2010年7月25日星期日

Farewell to the Boss

Some eight years ago, when I was writing a Profile of George Steinbrenner, he showed me around the practice facility near Legends Field, the Yankees’ spring training stadium in Tampa, Florida, which was later named after him. The clubhouse, which was mainly used by young players the Yankees had hired out of football jersey school or college, was festooned with aphorisms about the importance of winning, which Steinbrenner held as the supreme sporting virtue, and, perhaps, the supreme virtue, period. (“Second place is really the first loser.”) But on this occasion what he wanted to show me were the new showering facilities and massage tables that he had recently had installed. “It’s very important to get a rub down after working out,” he said, opening the door to the shower area, where a young would-be Yankee, butt naked, suddenly found himself face-to-face with his employer. “It helps the muscles heal faster.” The youngster, apparently already familiar with Steinbrenner’s tendency to roam unannounced as he saw fit, wrapped a towel around his midriff and said, politely, “Hello, Boss.” Steinbrenner asked the boy how the practice sessions were going, to which he replied well, and Steinbrenner carried on out the door. He had some new turf specimens he wanted to show me.

In many ways, of course, Steinbrenner was a tyrant. His historical heroes were Winston Churchill and George Patton. From the former, he gained a love of overblown rhetoric; from the latter, he learned how to use intimidation as a management style. (Lou Piniella: “George is a great guy, unless you have to work for him.”) But unlike many of the billionaires who today buy sporting franchises and use them as playthings, he was a fanatical and punctilious tyrant, whose entire identity was suffused with his beloved Yankees. And he had a softer side. At Legends Field, he knew everybody from the parking attendants to the ticket collectors, some of nba jerseys whom he had kept on the payroll when they should have been in a retirement home or intensive-care unit. Although he fired people on a whim, he often regretted it and asked them back, most famously in the case of Billy Martin, who held the post of Yankees manager on five different occasions. When Steinbrenner recalled Christmas Day, 1989, the day Martin died in a car crash, tears would well up in his eyes.

What drove him, he told me, was a desire to impress his father, an aloof Cleveland shipbuilder who himself had been a college track and field star. After he had helped build up the family business and acquired a basketball franchise (the Cleveland Pipers), Steinbrenner and a group of investors bought the Yankees for ten million dollars in 1973. By the time he hired Brooklyn-born Joe Torre, in 1996, he had run through twenty managers in twenty-three seasons. The run of World Series victories that the team enjoyed under Torre brought him a measure of contentment, but he resented the adulatory media coverage that Torre received, pointing out to me (and others) that before he joined the Yankees Torre had enjoyed little success as a manager.

In recent years, Steinbrenner’s declining health forced him to soccer uniforms slow down and leave much of the running of the team to his sons, Hal and Hank. But during the first round of the 2007 playoffs, when the Yankees went two down to the Indians, the old Boss resurfaced, telling a reporter who reached him in his room at the Mayfair Regency that Torre would be fired if the Yankees failed to win the series. After the Indians triumphed 3-1, the Yankees asked Torre to take a pay cut, and he resigned.

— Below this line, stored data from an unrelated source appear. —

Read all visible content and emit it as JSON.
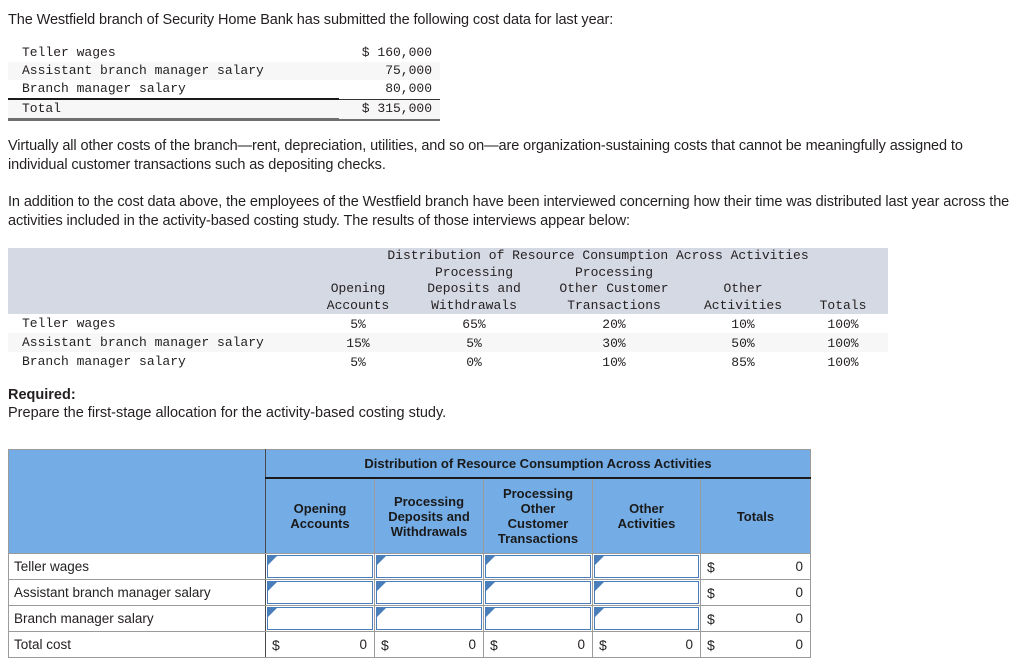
{
  "intro": {
    "paragraph": "The Westfield branch of Security Home Bank has submitted the following cost data for last year:"
  },
  "cost_data_table": {
    "rows": [
      {
        "label": "Teller wages",
        "currency": "$",
        "amount": "160,000"
      },
      {
        "label": "Assistant branch manager salary",
        "currency": "",
        "amount": "75,000"
      },
      {
        "label": "Branch manager salary",
        "currency": "",
        "amount": "80,000"
      },
      {
        "label": "Total",
        "currency": "$",
        "amount": "315,000"
      }
    ]
  },
  "body": {
    "org_sustaining": "Virtually all other costs of the branch—rent, depreciation, utilities, and so on—are organization-sustaining costs that cannot be meaningfully assigned to individual customer transactions such as depositing checks.",
    "interviews": "In addition to the cost data above, the employees of the Westfield branch have been interviewed concerning how their time was distributed last year across the activities included in the activity-based costing study. The results of those interviews appear below:"
  },
  "distribution_table": {
    "group_header": "Distribution of Resource Consumption Across Activities",
    "column_headers": [
      {
        "line1": "",
        "line2": "Opening",
        "line3": "Accounts"
      },
      {
        "line1": "Processing",
        "line2": "Deposits and",
        "line3": "Withdrawals"
      },
      {
        "line1": "Processing",
        "line2": "Other Customer",
        "line3": "Transactions"
      },
      {
        "line1": "",
        "line2": "Other",
        "line3": "Activities"
      },
      {
        "line1": "",
        "line2": "",
        "line3": "Totals"
      }
    ],
    "rows": [
      {
        "label": "Teller wages",
        "opening_accounts": "5%",
        "deposits_withdrawals": "65%",
        "other_customer": "20%",
        "other_activities": "10%",
        "totals": "100%"
      },
      {
        "label": "Assistant branch manager salary",
        "opening_accounts": "15%",
        "deposits_withdrawals": "5%",
        "other_customer": "30%",
        "other_activities": "50%",
        "totals": "100%"
      },
      {
        "label": "Branch manager salary",
        "opening_accounts": "5%",
        "deposits_withdrawals": "0%",
        "other_customer": "10%",
        "other_activities": "85%",
        "totals": "100%"
      }
    ]
  },
  "required": {
    "heading": "Required:",
    "instruction": "Prepare the first-stage allocation for the activity-based costing study."
  },
  "answer_table": {
    "group_header": "Distribution of Resource Consumption Across Activities",
    "column_headers": [
      "Opening Accounts",
      "Processing Deposits and Withdrawals",
      "Processing Other Customer Transactions",
      "Other Activities",
      "Totals"
    ],
    "column_header_lines": [
      [
        "Opening",
        "Accounts"
      ],
      [
        "Processing",
        "Deposits and",
        "Withdrawals"
      ],
      [
        "Processing",
        "Other",
        "Customer",
        "Transactions"
      ],
      [
        "Other",
        "Activities"
      ],
      [
        "Totals"
      ]
    ],
    "rows": [
      {
        "label": "Teller wages",
        "opening_accounts": "",
        "deposits_withdrawals": "",
        "other_customer": "",
        "other_activities": "",
        "totals_currency": "$",
        "totals_value": "0"
      },
      {
        "label": "Assistant branch manager salary",
        "opening_accounts": "",
        "deposits_withdrawals": "",
        "other_customer": "",
        "other_activities": "",
        "totals_currency": "$",
        "totals_value": "0"
      },
      {
        "label": "Branch manager salary",
        "opening_accounts": "",
        "deposits_withdrawals": "",
        "other_customer": "",
        "other_activities": "",
        "totals_currency": "$",
        "totals_value": "0"
      }
    ],
    "total_row": {
      "label": "Total cost",
      "cells": [
        {
          "currency": "$",
          "value": "0"
        },
        {
          "currency": "$",
          "value": "0"
        },
        {
          "currency": "$",
          "value": "0"
        },
        {
          "currency": "$",
          "value": "0"
        },
        {
          "currency": "$",
          "value": "0"
        }
      ]
    }
  },
  "colors": {
    "answer_header_blue": "#74ace6",
    "entry_border_blue": "#4a7ebb",
    "distribution_header_gray": "#d5d9e3",
    "alt_row": "#f7f7f7",
    "text": "#231f20"
  }
}
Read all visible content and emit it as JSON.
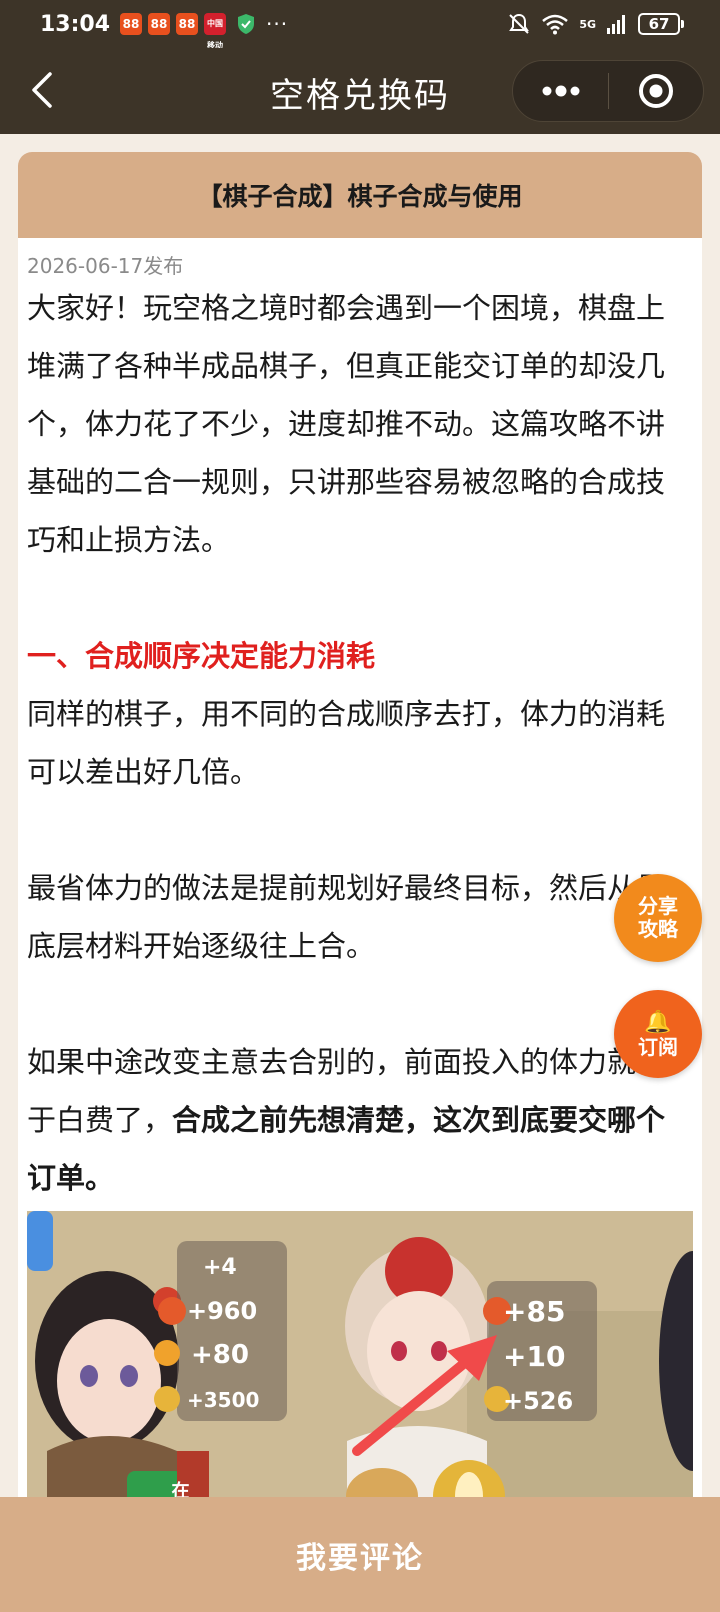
{
  "status_bar": {
    "time": "13:04",
    "app_icons": [
      "88",
      "88",
      "88",
      "中国移动"
    ],
    "more": "···",
    "network": "5G",
    "battery": "67"
  },
  "nav": {
    "title": "空格兑换码",
    "more_icon": "more-dots-icon",
    "close_icon": "target-close-icon"
  },
  "article": {
    "header": "【棋子合成】棋子合成与使用",
    "publish_date": "2026-06-17发布",
    "intro": "大家好！玩空格之境时都会遇到一个困境，棋盘上堆满了各种半成品棋子，但真正能交订单的却没几个，体力花了不少，进度却推不动。这篇攻略不讲基础的二合一规则，只讲那些容易被忽略的合成技巧和止损方法。",
    "section1_heading": "一、合成顺序决定能力消耗",
    "section1_p1": "同样的棋子，用不同的合成顺序去打，体力的消耗可以差出好几倍。",
    "section1_p2": "最省体力的做法是提前规划好最终目标，然后从最底层材料开始逐级往上合。",
    "section1_p3_normal": "如果中途改变主意去合别的，前面投入的体力就等于白费了，",
    "section1_p3_bold": "合成之前先想清楚，这次到底要交哪个订单。",
    "image_values_left": [
      "+4",
      "+960",
      "+80",
      "+3500"
    ],
    "image_values_right": [
      "+85",
      "+10",
      "+526"
    ],
    "image_badge": "在他"
  },
  "fab": {
    "share_line1": "分享",
    "share_line2": "攻略",
    "subscribe_label": "订阅"
  },
  "comment_button": "我要评论"
}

Getting rid of Torre was Steinbrenner’s last hurrah. Today, the Yankees have a spiffy new stadium, a low-key skipper (Joe Girardi), a general partner who rarely talks to the press (Hal Steinbrenner), and a star-stocked lineup that has the best record in the majors. It’s all a bit boring. If Yankees fans were more well-balanced, they might hanker for the old days of soccer jerseys the Bronx Zoo, when George was busy conspiring against his best player (Dave Winfield), reaming out his managers (too many to list), feuding with his fellow owners, and getting banned from baseball. But Yankees fans don’t think like that. To them, as to their late owner, winning is what counts. And Steinbrenner, despite all his demons and his mistakes, ended up a winner.